I didn't say your position is the same as atheistic evolution,I said that the theory of evolution is atheistic,because it is naturalistic and therefore it gives to natural causes alone the ability to create species.
I don't know how you are defining "naturalistic", but God created nature and its natural processes, so what is atheistic about them?
OTOH, what makes you thing TE espouses the atheistic idea that any natural cause operates "alone"? Are you not banishing God from nature when you accept this description?
This is the theory you accept as true and illogically base your theistic evolution upon. You accept the claims of the theory and say that God did it,but the theory does not allow for God to be doing anything,because it has nature doing everything by itself.
No, the theory doesn't say this at all.
This is an atheistic interpretation of the theory. It is not part of the scientific theory. Science never says that nature does anything "by itself".
Don't confuse science (which is neutral on the subject) with atheism. TEs don't buy into the lie that nature acts "by itself". Not just in evolution: in any and all natural processes.
The historical claims of the theory cannot be demonstrated to have happened,
That is the nature of history, but the sort of evidence which would be left by a history of evolution is the sort of evidence discovered paleontologically, morphologically, developmentally and genetically. So there is a good deal of supporting evidence for the inferred history and none, as yet, for lack of evolution in the past. So long as the evidence and the theory match, one can surely judge the theory probable.

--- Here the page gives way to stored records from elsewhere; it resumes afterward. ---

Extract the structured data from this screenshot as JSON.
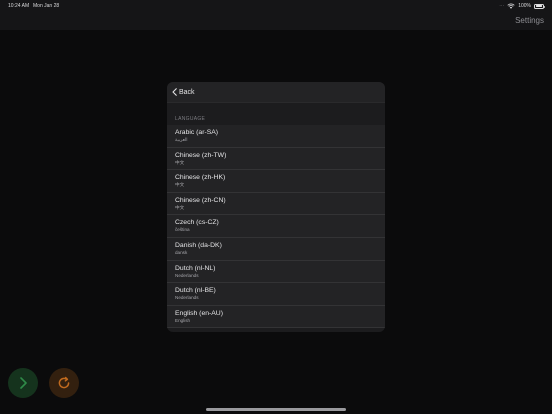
{
  "status_bar": {
    "time": "10:24 AM",
    "date": "Mon Jan 28",
    "battery": "100%"
  },
  "header": {
    "settings_label": "Settings"
  },
  "sheet": {
    "back_label": "Back",
    "section_label": "LANGUAGE",
    "languages": [
      {
        "name": "Arabic (ar-SA)",
        "native": "العربية"
      },
      {
        "name": "Chinese (zh-TW)",
        "native": "中文"
      },
      {
        "name": "Chinese (zh-HK)",
        "native": "中文"
      },
      {
        "name": "Chinese (zh-CN)",
        "native": "中文"
      },
      {
        "name": "Czech (cs-CZ)",
        "native": "čeština"
      },
      {
        "name": "Danish (da-DK)",
        "native": "dansk"
      },
      {
        "name": "Dutch (nl-NL)",
        "native": "Nederlands"
      },
      {
        "name": "Dutch (nl-BE)",
        "native": "Nederlands"
      },
      {
        "name": "English (en-AU)",
        "native": "English"
      }
    ]
  },
  "colors": {
    "background": "#0b0b0c",
    "sheet": "#1c1c1e",
    "row": "#232325",
    "go_button": "#2f8a48",
    "reset_button": "#c06a1e"
  },
  "icons": {
    "go": "chevron-right-icon",
    "reset": "refresh-icon",
    "back": "chevron-left-icon"
  }
}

and the natural processes that it proposes as the means for evolution - natural selection and genetic mutation - cannot logically produce new primary species,but only sub-species.

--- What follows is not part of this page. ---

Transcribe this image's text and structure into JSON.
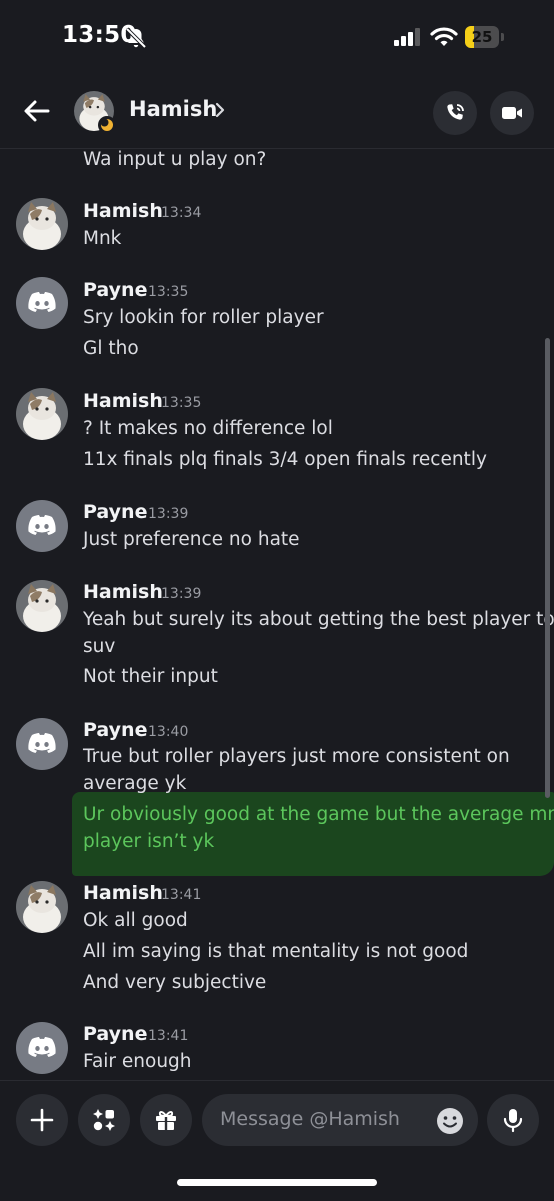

So, how does one distinguish "primary species" from "sub-species"? Are primary species those with no ancestors? Do you know of any species with no ancestors?
The core understanding of evolution is that all species began as sub-species of an existing species, so there is no need to produce primary species. Hence this is not a problem for evolutionary theory.
We're not arguing about whether or not God moves natural processes. This is about the theory of evolution. You are blindly accepting the theory as true and putting a theistic spin on it,as if that makes it alright.
Is that not exactly what you were arguing in the first paragraph when you equated natural processes with atheism? If God can and does move natural processes (as all Christians agree) then God can and does move the natural process of evolution. Sure that is putting a theistic spin on the theory. But we have as much right to put a theistic spin on the theory as atheists have to put an atheistic spin on the theory.
Your error is to see the atheistic spin as part of the theory instead of as a scientifically unnecessary philosophical attachment to the theory.